Schriesheim: Geburt im Garten

Das Lämmchen kam am Dienstag zur Welt und teilt seinen Geburtstag mit Bürgermeister Hansjörg Höfer. Foto: sk
Schriesheim. (sk) Hausgeburten sind heutzutage selten. So gut wie nie bringt jemand sein Baby allerdings im Garten zur Welt. Sissi tat das am Dienstag, und das war für alle "Geburtshelfer" doch eine Überraschung. Selbst noch fast ein Kind, ist die junge Mutter am meisten überrascht, als bei ihr plötzlich die Wehen einsetzen. "Wir greifen erst ein, wenn sich nach einer halben Stunde noch nichts tut", sagt der eilig angerufene Tierarzt mit größter Gelassenheit. Da Sissi ein Schaf ist, kann sie das nicht verstehen und blökt verwirrt.

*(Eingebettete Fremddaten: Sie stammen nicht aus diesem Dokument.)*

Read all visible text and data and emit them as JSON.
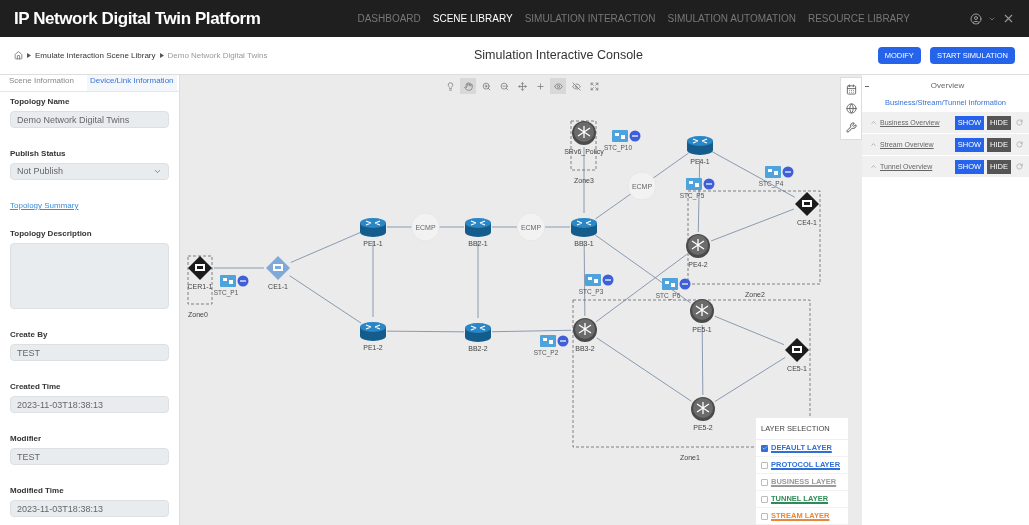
{
  "header": {
    "title": "IP Network Digital Twin Platform",
    "nav": [
      {
        "label": "DASHBOARD",
        "selected": false
      },
      {
        "label": "SCENE LIBRARY",
        "selected": true
      },
      {
        "label": "SIMULATION INTERACTION",
        "selected": false
      },
      {
        "label": "SIMULATION AUTOMATION",
        "selected": false
      },
      {
        "label": "RESOURCE LIBRARY",
        "selected": false
      }
    ]
  },
  "subbar": {
    "breadcrumb": [
      {
        "label": "Emulate Interaction Scene Library",
        "current": false
      },
      {
        "label": "Demo Network Digital Twins",
        "current": true
      }
    ],
    "title": "Simulation Interactive Console",
    "buttons": [
      "MODIFY",
      "START SIMULATION"
    ]
  },
  "left_panel": {
    "tabs": [
      {
        "label": "Scene Information",
        "selected": false
      },
      {
        "label": "Device/Link Information",
        "selected": true
      }
    ],
    "fields": [
      {
        "kind": "text",
        "label": "Topology Name",
        "value": "Demo Network Digital Twins"
      },
      {
        "kind": "select",
        "label": "Publish Status",
        "value": "Not Publish"
      },
      {
        "kind": "link",
        "label": "Topology Summary"
      },
      {
        "kind": "textarea",
        "label": "Topology Description"
      },
      {
        "kind": "text",
        "label": "Create By",
        "value": "TEST"
      },
      {
        "kind": "text",
        "label": "Created Time",
        "value": "2023-11-03T18:38:13"
      },
      {
        "kind": "text",
        "label": "Modifier",
        "value": "TEST"
      },
      {
        "kind": "text",
        "label": "Modified Time",
        "value": "2023-11-03T18:38:13"
      }
    ]
  },
  "canvas": {
    "toolbar": [
      {
        "kind": "bulb",
        "selected": false
      },
      {
        "kind": "hand",
        "selected": true
      },
      {
        "kind": "zoom-in",
        "selected": false
      },
      {
        "kind": "zoom-out",
        "selected": false
      },
      {
        "kind": "move",
        "selected": false
      },
      {
        "kind": "plus",
        "selected": false
      },
      {
        "kind": "eye",
        "selected": true
      },
      {
        "kind": "eye-outline",
        "selected": false
      },
      {
        "kind": "expand",
        "selected": false
      }
    ],
    "zones": [
      {
        "label": "Zone3"
      },
      {
        "label": "Zone2"
      },
      {
        "label": "Zone0"
      },
      {
        "label": "Zone1"
      }
    ],
    "nodes": [
      {
        "label": "SRv6_Policy",
        "kind": "core"
      },
      {
        "label": "PE4-1",
        "kind": "router"
      },
      {
        "label": "CE4-1",
        "kind": "ce"
      },
      {
        "label": "PE1-1",
        "kind": "router"
      },
      {
        "label": "BB2-1",
        "kind": "router"
      },
      {
        "label": "BB3-1",
        "kind": "router"
      },
      {
        "label": "PE4-2",
        "kind": "core"
      },
      {
        "label": "CER1-1",
        "kind": "ce"
      },
      {
        "label": "CE1-1",
        "kind": "ce-light"
      },
      {
        "label": "PE5-1",
        "kind": "core"
      },
      {
        "label": "PE1-2",
        "kind": "router"
      },
      {
        "label": "BB2-2",
        "kind": "router"
      },
      {
        "label": "BB3-2",
        "kind": "core"
      },
      {
        "label": "CE5-1",
        "kind": "ce"
      },
      {
        "label": "PE5-2",
        "kind": "core"
      }
    ],
    "link_labels": [
      "ECMP",
      "ECMP",
      "ECMP"
    ],
    "ports": [
      {
        "label": "STC_P10"
      },
      {
        "label": "STC_P4"
      },
      {
        "label": "STC_P5"
      },
      {
        "label": "STC_P1"
      },
      {
        "label": "STC_P3"
      },
      {
        "label": "STC_P6"
      },
      {
        "label": "STC_P2"
      }
    ],
    "layer_selection": {
      "title": "LAYER SELECTION",
      "items": [
        {
          "label": "DEFAULT LAYER",
          "checked": true,
          "color": "#2f6fd6"
        },
        {
          "label": "PROTOCOL LAYER",
          "checked": false,
          "color": "#2f6fd6"
        },
        {
          "label": "BUSINESS LAYER",
          "checked": false,
          "color": "#9a9a9a"
        },
        {
          "label": "TUNNEL LAYER",
          "checked": false,
          "color": "#2e8b57"
        },
        {
          "label": "STREAM LAYER",
          "checked": false,
          "color": "#e8893a"
        }
      ]
    }
  },
  "right_panel": {
    "title": "Overview",
    "subtitle": "Business/Stream/Tunnel Information",
    "rows": [
      {
        "label": "Business Overview",
        "show": "SHOW",
        "hide": "HIDE"
      },
      {
        "label": "Stream Overview",
        "show": "SHOW",
        "hide": "HIDE"
      },
      {
        "label": "Tunnel Overview",
        "show": "SHOW",
        "hide": "HIDE"
      }
    ]
  }
}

Nicht viele Schriesheimer haben heute noch Großtiere in ihren Gärten stehen, Geräusche wie Muhen, Wiehern oder Blöken sind aus den Wohngebieten verschwunden. Was auch daran liegt, dass viele Parzellen wegen der zunehmenden Verdichtung sehr klein sind. Wo aber noch genügend Platz ist, kann man "Mietschafe" weiden lassen: eine umweltfreundliche Art, seinen Garten zu pflegen und nebenbei zu düngen. Schäfer Jean-Francois Fouillart aus Heiligkreuzsteinach ist Sissis Halter, er vermittelt seine insgesamt 62 Tiere an "Gastgeber", wo sie in umzäunten Bereichen grasen können.

Sissi ist ein Shropshire-Schaf. Die englische Rasse wird vor allem in Weihnachtsbaumkulturen zum Abweiden des Grases eingesetzt, weil die Tiere weder Obstbaum- noch Nadelbaumrinden verbeißen. Sie sind gutmütig, mittelgroß, die Weibchen sind zwischen 90 und 120 Kilo schwer und, worauf viele Züchter hinweisen, äußerst fruchtbar.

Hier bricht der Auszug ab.